Conjoined At The Tongue
I hope to see a letter from her before the week is out. I miss her.
Nights of camouflage, Amazon princesses, and far too much foam core. A few good laughs - "Well, it isn't looking good on the Backwoods...which sucks" - and innumerous good times leads me to not want nights with friends to end. The Faint, victory or defeat, and endless Friday nights. Each night uncovering another buried treasure. Every single night a hunt for the end of the ocean.
Does it feel like we're all going through the motions? Why is it only the late hours of too few nights that allow us to run wild and free of routine? I guess I'm lucky though; not everyone can appreciate those moments...they can't see, so they just pass them by. I'm suffocating every moment with my clinging grasp; I'm draining every memory of all sincerity to preserve them like flowers pressed between the pages of a book. I hope these memories seem as important and fragile to everyone else as they do to me. I mean, we all hate our "shithole high school lives". We all hate the senselessness. We all hate this town, right...? I think that's just the easy way of saying we couldn't live without it...I mean, life moves on, but life would've been a lot different if we hadn't lived through all the things we supposedly 'hate'. I am thankful for this social thirst - searching for an oasis to quench my dreams. I am thankful for every friend turned enemy, or vice versa - who would I be if I hadn't learned from these changes? Ahh, existentialism overwhelms.
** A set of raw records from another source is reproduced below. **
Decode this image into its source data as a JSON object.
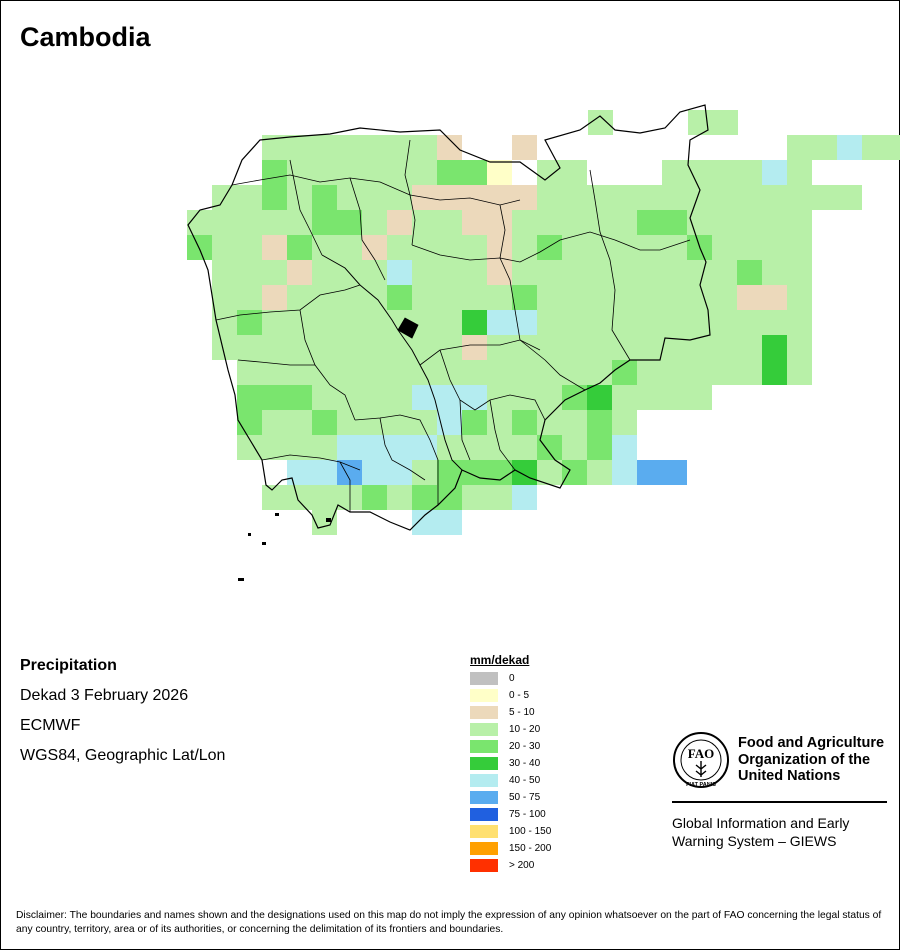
{
  "title": "Cambodia",
  "info": {
    "variable": "Precipitation",
    "period": "Dekad 3 February 2026",
    "source": "ECMWF",
    "projection": "WGS84, Geographic Lat/Lon"
  },
  "legend": {
    "title": "mm/dekad",
    "items": [
      {
        "label": "0",
        "color": "#c0c0c0"
      },
      {
        "label": "0 - 5",
        "color": "#ffffc8"
      },
      {
        "label": "5 - 10",
        "color": "#ecd9bb"
      },
      {
        "label": "10 - 20",
        "color": "#b8f0a8"
      },
      {
        "label": "20 - 30",
        "color": "#7ae56e"
      },
      {
        "label": "30 - 40",
        "color": "#35cc3a"
      },
      {
        "label": "40 - 50",
        "color": "#b4ecf0"
      },
      {
        "label": "50 - 75",
        "color": "#5aacef"
      },
      {
        "label": "75 - 100",
        "color": "#2060e0"
      },
      {
        "label": "100 - 150",
        "color": "#ffe070"
      },
      {
        "label": "150 - 200",
        "color": "#ffa000"
      },
      {
        "label": "> 200",
        "color": "#ff3000"
      }
    ]
  },
  "organization": {
    "name_line1": "Food and Agriculture",
    "name_line2": "Organization of the",
    "name_line3": "United Nations",
    "logo_letters": "FAO",
    "logo_motto": "FIAT PANIS",
    "system_line1": "Global Information and Early",
    "system_line2": "Warning System – GIEWS"
  },
  "disclaimer": "Disclaimer: The boundaries and names shown and the designations used on this map do not imply the expression of any opinion whatsoever on the part of FAO concerning the legal status of any country, territory, area or of its authorities, or concerning the delimitation of its frontiers and boundaries."
}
The questions never cease.
If I'm playing my fate like Candyland, hopefully the next few steps of green, red, and blue will lead me to the finish. Maybe the next step will be with her. Maybe a few more letters sent will unravel more than I can understand. In related, maybe a few phone calls gone ignored will teach me. Maybe they'll be worth picking up someday. Maybe the fate of each step - each day-glo colored square - is worth it in the end. Let's stop striving for anything less than perfection. We know we'll never reach it...but maybe that's the whole point. Maybe the perfection is there all along, but we are unable to understand it. Maybe the perfection is following our fate, or our defects, or our insecurities. Maybe perfection is the inadvertent rules of chaos, discord, and randomness.
So, you step this way, and I'll roll the dice. We'll exchange nervous looks like a seventh grade summer, and we'll hold our hands together in handcuffs forged by rules of completion. We'll be screaming to each other to find a way out. A three. A six. Each step taken forward or backward just as frustrating as the last. A one. Miss a turn. Luck and nothing more. We'll hold our hearts like helium balloons, and conjoin at the tongue to speak in languages never even heard of. We'll be perfection within every single one of our flaws. We will glow.